Timeline: Sudan unrest since post-Bashir coup

AFP , Sunday 16 Apr 2023

Intense fighting gripped Sudan's capital on Saturday, 18 months after a military coup that derailed a democratic transition and brought further upheaval to the east African country.

Politics in Sudan
Sudan s Army chief Abdel Fattah al-Burhan (C) and paramilitary commander Mohamed Hamdan Dagalo (2nd L) lift documents alongside civilian leaders following the signature of an initial deal aimed at ending a deep crisis caused by last year s military coup, in the capital Khartoum on December 5, 2022. AFP


Army and paramilitary leaders have been at loggerheads over integrating forces, part of a drawn-out process to install civilian-led rule following the 2019 ouster of long-ruling autocrat Omar al-Bashir.

AFP looks at key developments since the October 2021 coup:

Oct. 25, 2021: Coup

On October 25, 2021, the army arrests civilian members of a power-sharing transitional council installed after the military's ouster of Bashir in April 2019 following a popular uprising.

Those arrested include Prime Minister Abdalla Hamdok.

A state of emergency is declared and security forces kill seven protesters and wound dozens in the violence.

The United States and the World Bank suspend vital aid to Sudan.

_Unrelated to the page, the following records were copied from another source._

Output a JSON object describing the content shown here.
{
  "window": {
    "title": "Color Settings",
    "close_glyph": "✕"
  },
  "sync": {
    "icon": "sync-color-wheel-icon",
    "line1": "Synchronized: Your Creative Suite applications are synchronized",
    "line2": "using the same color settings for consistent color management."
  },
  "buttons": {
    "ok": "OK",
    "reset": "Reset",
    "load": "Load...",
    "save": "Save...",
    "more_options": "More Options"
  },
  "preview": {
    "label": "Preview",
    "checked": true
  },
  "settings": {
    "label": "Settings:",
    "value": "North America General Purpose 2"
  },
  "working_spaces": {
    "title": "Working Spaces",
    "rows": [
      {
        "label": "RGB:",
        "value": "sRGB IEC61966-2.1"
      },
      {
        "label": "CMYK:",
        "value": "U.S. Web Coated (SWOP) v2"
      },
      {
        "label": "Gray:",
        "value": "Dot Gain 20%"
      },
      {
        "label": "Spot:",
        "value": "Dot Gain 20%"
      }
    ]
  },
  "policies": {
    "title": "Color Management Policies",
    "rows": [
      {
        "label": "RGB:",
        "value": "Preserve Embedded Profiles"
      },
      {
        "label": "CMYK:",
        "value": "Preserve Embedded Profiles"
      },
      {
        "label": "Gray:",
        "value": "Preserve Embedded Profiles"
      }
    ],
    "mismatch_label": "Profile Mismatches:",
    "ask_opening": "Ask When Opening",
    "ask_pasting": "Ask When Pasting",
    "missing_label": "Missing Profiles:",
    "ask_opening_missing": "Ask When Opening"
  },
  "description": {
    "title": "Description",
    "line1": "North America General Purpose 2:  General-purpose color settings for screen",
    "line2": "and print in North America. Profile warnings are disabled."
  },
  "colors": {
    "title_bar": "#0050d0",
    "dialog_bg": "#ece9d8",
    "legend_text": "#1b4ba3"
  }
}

Nov. 11: New ruling council

The African Union suspends Sudan.

The United Nations and the United States call on Sudan's military rulers to restore a civilian-led government.

On November 11, Sudan's de facto leader since Bashir's overthrow, army chief Abdel Fattah al-Burhan, forms a new ruling council.

Burhan leads the council. The main bloc demanding a transfer to civilian rule is excluded.

Nov. 21: PM returns

On November 21, Burhan agrees to restore the transition to civilian rule, with elections slated for July 2023.

Hamdok is reinstated as premier. Several civilian leaders are released.

Protests continue and are harshly repressed.

Jan. 2, 2022: PM quits

As the death toll from the protests mounts, Hamdok resigns on January 2, 2022.

UN-brokered negotiations, boycotted by the main civilian groups, start in early June but are quickly broken off.

July 4: Military to step aside

On July 4, Burhan says the army will quit the talks in order to allow civilian groups form a government.

The main civilian bloc says it suspects a ruse.

The World Bank earmarks $100 million in aid for Sudan.

Dec. 5: Preliminary deal

Sudan's military, paramilitary and most civilian leaders sign an interim deal on December 5 aimed at restoring the civilian transition within two years.

Protesters take to the streets, complaining the accord ignores demands for justice for the more than 120 pro-democracy demonstrators killed since Burhan's coup.

Jan. 2023: Negotiations

Military and civilian leaders meet in early January 2023 to discuss key contentious issues such as transitional justice, accountability and security reforms, including the integration of the feared paramilitary Rapid Support Forces (RSF) into the regular army.

Apr. 13: 'Dangerous' tensions

Tensions emerge between the army and RSF over the proposed integration.

Burhan's deputy Mohamed Hamdan Daglo, who commands the RSF, says the 2021 coup was a "mistake" that has invigorated remnants of Bashir's regime, remarks seen as referring to Burhan.

The planned signing of a final deal on democratic transition is twice postponed.

On April 13, the army warns Sudan is at a "dangerous... turning point".

Apr. 15: Fighting in Khartoum

On April 15, explosions and gunfire rock the capital Khartoum, with the paramilitaries and army exchanging accusations of attacking each other's bases.

The RSF says it controls Khartoum airport and the presidential palace, claims denied by the army. Sudan's air force targets RSF bases.

Civilian leaders call for an immediate ceasefire, as well as the African Union, United Nations and others.